La poésie touche ici au registre fantastique pour décrire la tempête comme un monstre marin (le Kraken ?)

- La personnification des éléments qui composent la scène

« la lune en deuil » v. 3 ; « l’ouragan erre » v. 15 → des personnifications plus anodines

« L’Océan palpite » v.1 (attention, dans certaines éditions le nom comporte un O majuscule, dans d’autres non), verbe répété v.3 → verbe utilisé pour le cœur, l’océan est un personnage au cœur de cette scène ; les vagues font « des bonds convulsifs » → la tempête est une maladie qui agite brutalement un corps.

« Rugit le tonnerre » v. 14 → animalisation de la tempête qui est un fauve.

- Le poète agit ici comme un dramaturge qui donne vie à une scène en faisant parler et se mouvoir des personnages violents.

- Un monstre marin fantastique

Sous l’Océan qui « palpite » et les vagues convulsives, ne peut-on pas imaginer un monstre marin qui se réveille pour « rugir » et engloutir tout sur son passage ?

2-2) Le monstre en « moi » ? (la première personne désigne ici le poète)

Le dernier vers qui révèle le poète caché jusqu’alors nous rappelle que ce paysage est peut-être un reflet de son état d’âme

- Le poète, témoin caché dans cette scène

La chute du poème révèle une présence jusque-là insoupçonnée.

v. 16 « Formidablement » → à la fin de la longue phrase qui constitue le poème apparait un adjectif modalisateur* qui révèle le jugement porté sur cette scène maritime par le poète. Si la tempête fait penser à des manifestations d’une colère violente, le poète apparaît ici comme fasciné par le spectacle.

Assonances en « an » dans le Q5 → effet de musicalité plutôt agréable qui contraste avec la violence du reste de la scène.

- Cette présence discrète du poète nous met sur la voie d’une autre interprétation : cette scène pourrait être une scène intérieure, imaginaire et rêvée pour décrire un état d’âme (= le monstre du Malheur en lui). ATTENTION : cette interprétation est difficile à soutenir et nécessite l’appui sur des éléments extérieurs :

- Une scène de cauchemar ?

Le poème qui précède « Cauchemar » est une longue énumération de scènes vues en rêve par le poète, le v. 2 précise « Tel l’ouragan sur la grève » → s’agit-il dans le poème suivant « Marine » de la description de cet ouragan vu en cauchemar ?

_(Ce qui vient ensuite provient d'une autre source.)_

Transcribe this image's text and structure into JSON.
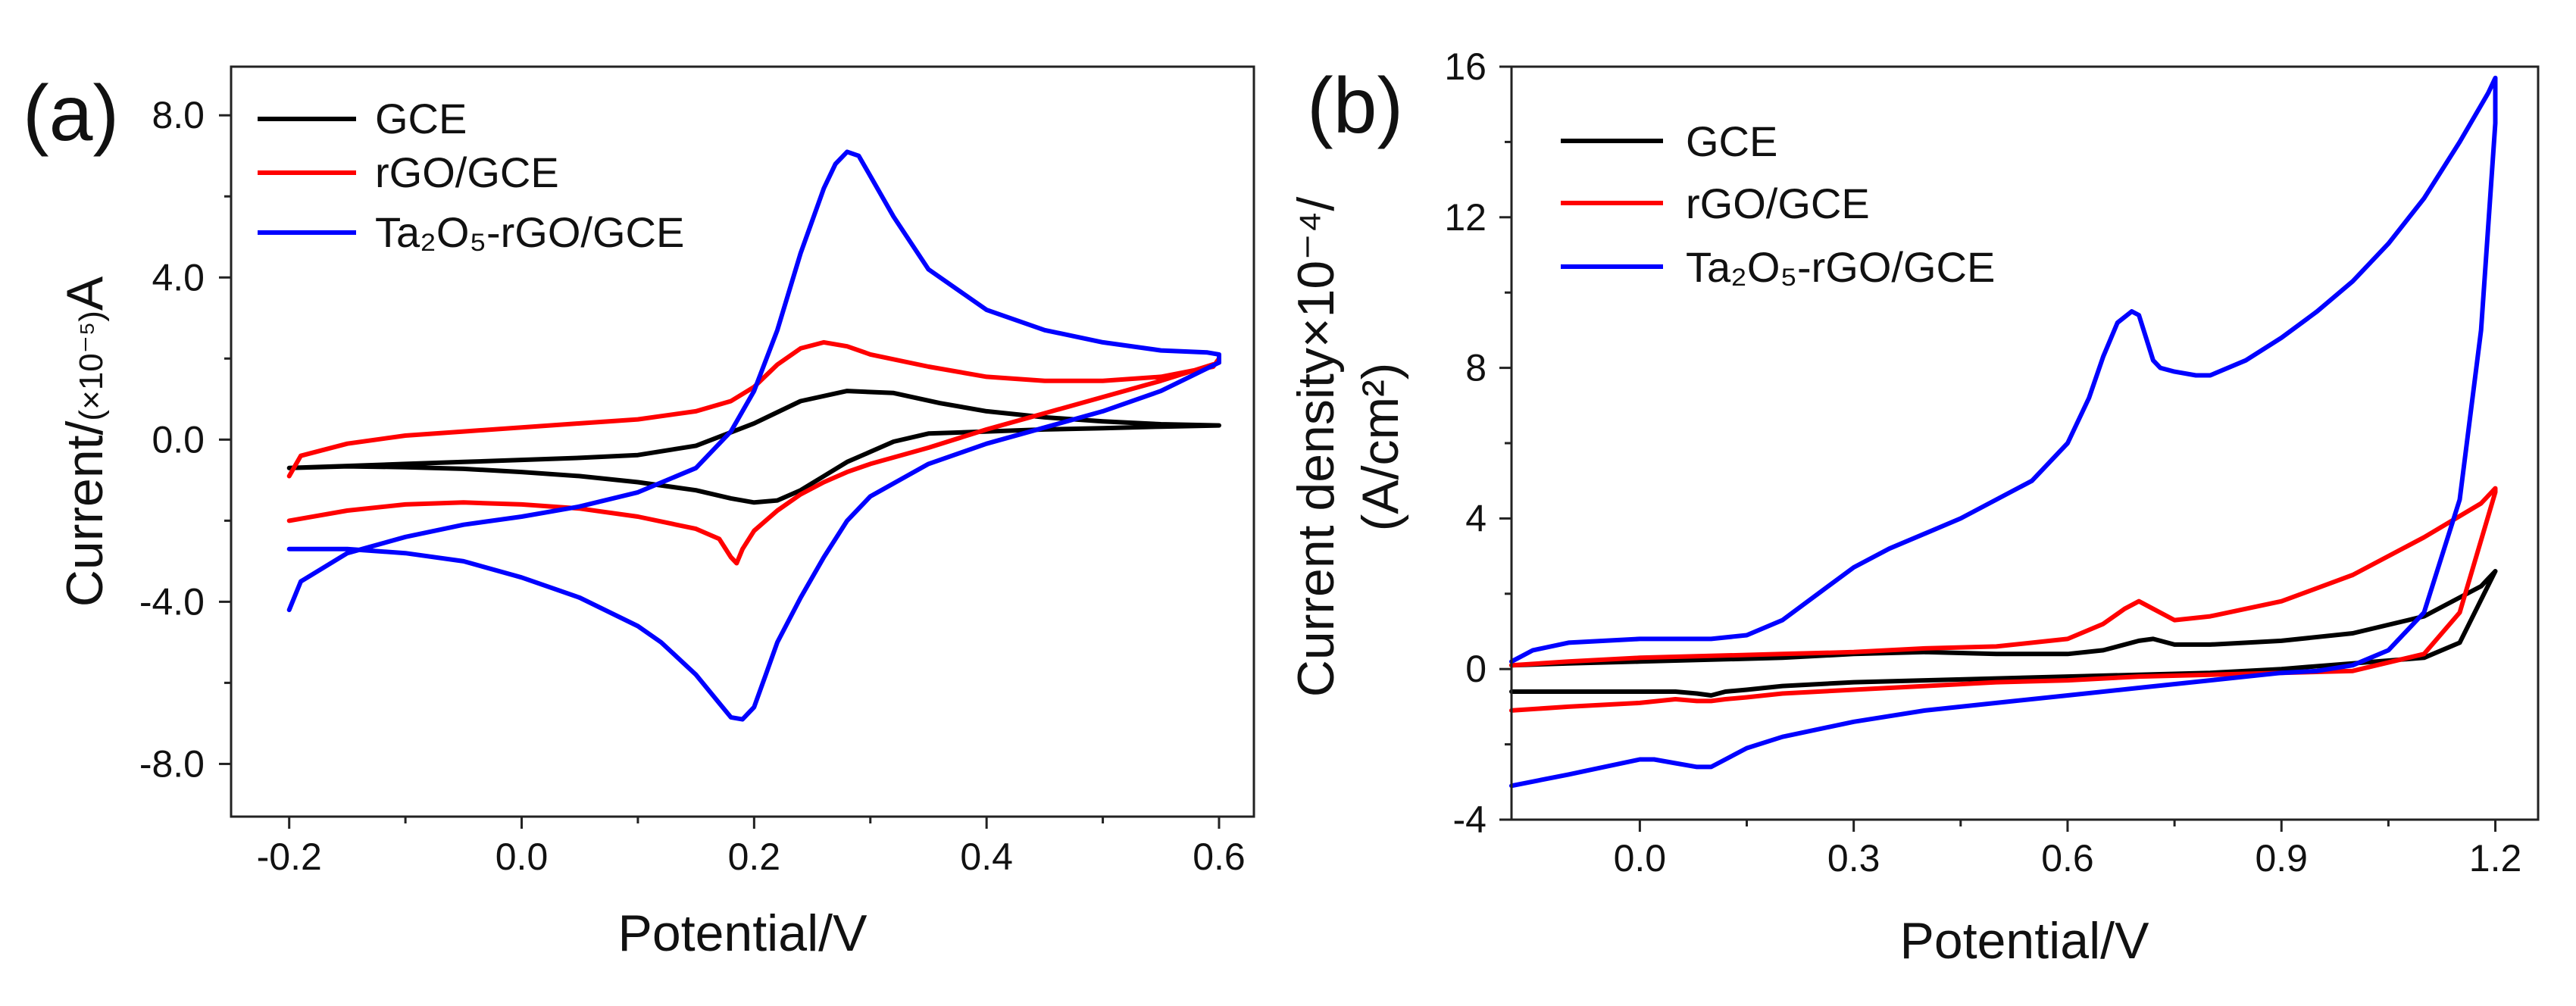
{
  "figure": "Cyclic voltammograms",
  "chart_data": [
    {
      "type": "line",
      "panel_label": "(a)",
      "title": "",
      "xlabel": "Potential/V",
      "ylabel_prefix": "Current/",
      "ylabel_multiplier": "(×10⁻⁵)",
      "ylabel_unit": "A",
      "xlim": [
        -0.25,
        0.63
      ],
      "ylim": [
        -9.3,
        9.2
      ],
      "xticks": [
        -0.2,
        0.0,
        0.2,
        0.4,
        0.6
      ],
      "xtick_labels": [
        "-0.2",
        "0.0",
        "0.2",
        "0.4",
        "0.6"
      ],
      "yticks": [
        -8.0,
        -4.0,
        0.0,
        4.0,
        8.0
      ],
      "ytick_labels": [
        "-8.0",
        "-4.0",
        "0.0",
        "4.0",
        "8.0"
      ],
      "legend_position": "top-left",
      "series": [
        {
          "name": "GCE",
          "color": "#000000",
          "x": [
            -0.2,
            -0.15,
            -0.1,
            -0.05,
            0,
            0.05,
            0.1,
            0.15,
            0.2,
            0.24,
            0.28,
            0.32,
            0.36,
            0.4,
            0.45,
            0.5,
            0.55,
            0.6,
            0.6,
            0.55,
            0.5,
            0.45,
            0.4,
            0.35,
            0.32,
            0.3,
            0.28,
            0.26,
            0.24,
            0.22,
            0.2,
            0.18,
            0.15,
            0.1,
            0.05,
            0,
            -0.05,
            -0.1,
            -0.15,
            -0.2
          ],
          "y": [
            -0.7,
            -0.65,
            -0.6,
            -0.55,
            -0.5,
            -0.45,
            -0.38,
            -0.15,
            0.4,
            0.95,
            1.2,
            1.15,
            0.9,
            0.7,
            0.55,
            0.45,
            0.38,
            0.35,
            0.35,
            0.32,
            0.28,
            0.25,
            0.2,
            0.15,
            -0.05,
            -0.3,
            -0.55,
            -0.9,
            -1.25,
            -1.5,
            -1.55,
            -1.45,
            -1.25,
            -1.05,
            -0.9,
            -0.8,
            -0.72,
            -0.68,
            -0.66,
            -0.7
          ]
        },
        {
          "name": "rGO/GCE",
          "color": "#ff0000",
          "x": [
            -0.2,
            -0.19,
            -0.15,
            -0.1,
            -0.05,
            0,
            0.05,
            0.1,
            0.15,
            0.18,
            0.2,
            0.22,
            0.24,
            0.26,
            0.28,
            0.3,
            0.35,
            0.4,
            0.45,
            0.5,
            0.55,
            0.595,
            0.6,
            0.6,
            0.55,
            0.5,
            0.45,
            0.4,
            0.35,
            0.3,
            0.28,
            0.26,
            0.24,
            0.22,
            0.2,
            0.19,
            0.185,
            0.18,
            0.17,
            0.15,
            0.1,
            0.05,
            0,
            -0.05,
            -0.1,
            -0.15,
            -0.2
          ],
          "y": [
            -0.9,
            -0.4,
            -0.1,
            0.1,
            0.2,
            0.3,
            0.4,
            0.5,
            0.7,
            0.95,
            1.3,
            1.85,
            2.25,
            2.4,
            2.3,
            2.1,
            1.8,
            1.55,
            1.45,
            1.45,
            1.55,
            1.8,
            2.0,
            1.9,
            1.45,
            1.05,
            0.65,
            0.25,
            -0.2,
            -0.6,
            -0.8,
            -1.05,
            -1.35,
            -1.75,
            -2.25,
            -2.7,
            -3.05,
            -2.9,
            -2.45,
            -2.2,
            -1.9,
            -1.7,
            -1.6,
            -1.55,
            -1.6,
            -1.75,
            -2.0
          ]
        },
        {
          "name": "Ta₂O₅-rGO/GCE",
          "color": "#0000ff",
          "x": [
            -0.2,
            -0.19,
            -0.15,
            -0.1,
            -0.05,
            0,
            0.05,
            0.1,
            0.15,
            0.18,
            0.2,
            0.22,
            0.24,
            0.26,
            0.27,
            0.28,
            0.29,
            0.3,
            0.32,
            0.35,
            0.4,
            0.45,
            0.5,
            0.55,
            0.59,
            0.6,
            0.6,
            0.55,
            0.5,
            0.45,
            0.4,
            0.35,
            0.3,
            0.28,
            0.26,
            0.24,
            0.22,
            0.21,
            0.2,
            0.19,
            0.18,
            0.17,
            0.15,
            0.12,
            0.1,
            0.05,
            0,
            -0.05,
            -0.1,
            -0.15,
            -0.2
          ],
          "y": [
            -4.2,
            -3.5,
            -2.8,
            -2.4,
            -2.1,
            -1.9,
            -1.65,
            -1.3,
            -0.7,
            0.2,
            1.2,
            2.7,
            4.6,
            6.2,
            6.8,
            7.1,
            7.0,
            6.5,
            5.5,
            4.2,
            3.2,
            2.7,
            2.4,
            2.2,
            2.15,
            2.1,
            1.9,
            1.2,
            0.7,
            0.3,
            -0.1,
            -0.6,
            -1.4,
            -2.0,
            -2.9,
            -3.9,
            -5.0,
            -5.8,
            -6.6,
            -6.9,
            -6.85,
            -6.5,
            -5.8,
            -5.0,
            -4.6,
            -3.9,
            -3.4,
            -3.0,
            -2.8,
            -2.7,
            -2.7
          ]
        }
      ]
    },
    {
      "type": "line",
      "panel_label": "(b)",
      "title": "",
      "xlabel": "Potential/V",
      "ylabel_line1": "Current density×10⁻⁴/",
      "ylabel_line2": "(A/cm²)",
      "xlim": [
        -0.18,
        1.26
      ],
      "ylim": [
        -4,
        16
      ],
      "xticks": [
        0.0,
        0.3,
        0.6,
        0.9,
        1.2
      ],
      "xtick_labels": [
        "0.0",
        "0.3",
        "0.6",
        "0.9",
        "1.2"
      ],
      "yticks": [
        -4,
        0,
        4,
        8,
        12,
        16
      ],
      "ytick_labels": [
        "-4",
        "0",
        "4",
        "8",
        "12",
        "16"
      ],
      "legend_position": "top-left",
      "series": [
        {
          "name": "GCE",
          "color": "#000000",
          "x": [
            -0.18,
            -0.1,
            0,
            0.1,
            0.2,
            0.3,
            0.4,
            0.5,
            0.6,
            0.65,
            0.7,
            0.72,
            0.75,
            0.8,
            0.9,
            1.0,
            1.1,
            1.18,
            1.2,
            1.2,
            1.15,
            1.1,
            1.0,
            0.9,
            0.8,
            0.7,
            0.6,
            0.5,
            0.4,
            0.3,
            0.2,
            0.15,
            0.12,
            0.1,
            0.08,
            0.05,
            0,
            -0.1,
            -0.18
          ],
          "y": [
            0.1,
            0.15,
            0.2,
            0.25,
            0.3,
            0.4,
            0.45,
            0.4,
            0.4,
            0.5,
            0.75,
            0.8,
            0.65,
            0.65,
            0.75,
            0.95,
            1.4,
            2.2,
            2.6,
            2.6,
            0.7,
            0.3,
            0.15,
            0.0,
            -0.1,
            -0.15,
            -0.2,
            -0.25,
            -0.3,
            -0.35,
            -0.45,
            -0.55,
            -0.6,
            -0.7,
            -0.65,
            -0.6,
            -0.6,
            -0.6,
            -0.6
          ]
        },
        {
          "name": "rGO/GCE",
          "color": "#ff0000",
          "x": [
            -0.18,
            -0.1,
            0,
            0.1,
            0.2,
            0.3,
            0.4,
            0.5,
            0.6,
            0.65,
            0.68,
            0.7,
            0.72,
            0.75,
            0.8,
            0.9,
            1.0,
            1.1,
            1.18,
            1.2,
            1.2,
            1.15,
            1.1,
            1.0,
            0.9,
            0.8,
            0.7,
            0.6,
            0.5,
            0.4,
            0.3,
            0.2,
            0.15,
            0.12,
            0.1,
            0.08,
            0.05,
            0,
            -0.1,
            -0.18
          ],
          "y": [
            0.1,
            0.2,
            0.3,
            0.35,
            0.4,
            0.45,
            0.55,
            0.6,
            0.8,
            1.2,
            1.6,
            1.8,
            1.6,
            1.3,
            1.4,
            1.8,
            2.5,
            3.5,
            4.4,
            4.8,
            4.7,
            1.5,
            0.4,
            -0.05,
            -0.1,
            -0.15,
            -0.2,
            -0.3,
            -0.35,
            -0.45,
            -0.55,
            -0.65,
            -0.75,
            -0.8,
            -0.85,
            -0.85,
            -0.8,
            -0.9,
            -1.0,
            -1.1
          ]
        },
        {
          "name": "Ta₂O₅-rGO/GCE",
          "color": "#0000ff",
          "x": [
            -0.18,
            -0.15,
            -0.1,
            0,
            0.1,
            0.15,
            0.2,
            0.25,
            0.3,
            0.35,
            0.4,
            0.45,
            0.5,
            0.55,
            0.6,
            0.63,
            0.65,
            0.67,
            0.69,
            0.7,
            0.71,
            0.72,
            0.73,
            0.75,
            0.78,
            0.8,
            0.85,
            0.9,
            0.95,
            1.0,
            1.05,
            1.1,
            1.15,
            1.19,
            1.2,
            1.2,
            1.18,
            1.15,
            1.1,
            1.05,
            1.0,
            0.95,
            0.9,
            0.8,
            0.7,
            0.6,
            0.5,
            0.4,
            0.3,
            0.2,
            0.15,
            0.12,
            0.1,
            0.08,
            0.05,
            0.02,
            0,
            -0.1,
            -0.18
          ],
          "y": [
            0.2,
            0.5,
            0.7,
            0.8,
            0.8,
            0.9,
            1.3,
            2.0,
            2.7,
            3.2,
            3.6,
            4.0,
            4.5,
            5.0,
            6.0,
            7.2,
            8.3,
            9.2,
            9.5,
            9.4,
            8.8,
            8.2,
            8.0,
            7.9,
            7.8,
            7.8,
            8.2,
            8.8,
            9.5,
            10.3,
            11.3,
            12.5,
            14.0,
            15.3,
            15.7,
            14.5,
            9.0,
            4.5,
            1.5,
            0.5,
            0.1,
            -0.05,
            -0.1,
            -0.3,
            -0.5,
            -0.7,
            -0.9,
            -1.1,
            -1.4,
            -1.8,
            -2.1,
            -2.4,
            -2.6,
            -2.6,
            -2.5,
            -2.4,
            -2.4,
            -2.8,
            -3.1
          ]
        }
      ]
    }
  ]
}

- Un paysage état d’âme ? (voir aussi poly distribué)

Le titre + le poème liminaire + la première section ont annoncé un recueil où la couleur noire est synonyme de mélancolie → la nuit agitée pourrait ici est une image métaphorique des tourments intérieurs qui minent le poète ? L’image du navire perdu dans la tempête avait déjà été utilisée pour décrire un état d’âme à la fin du poème « L’Angoisse » (fin de la section 1, « Melancholia »).

Verlaine utilise sans doute cette scène pour dire sa colère, son angoisse, ses tourments profonds ?

Conclusion

- Bilan

Pour répondre à la question « Comment Verlaine parvient-il à évoquer une tempête marine violente dans un poème aussi court ? », nous avons d’abord montré que le poète s’attache à peindre un tableau non seulement visuel, mais aussi vivant et mouvant pour placer le lecteur au cœur du spectacle. Nous avons ensuite proposé d’analyser les nombreuses personnifications présentes dans le poème comme la description fantastique d’un monstre marin brutal et effrayant. Nous avons enfin souligné le fait que ce monstre peut être vu comme une vision intérieure du poète qui décrit par la métaphore son état d’âme tourmenté par un paysage maritime tempétueux.

- Ouverture

Le titre de la section « Paysages tristes » fait référence à cette utilisation du paysage pour décrire un état d’âme. Le premier poème de cette section, « Soleils couchants », est caractéristique de ce procédé : le crépuscule du soir apportant le noir sur le monde est le signe de la mélancolie.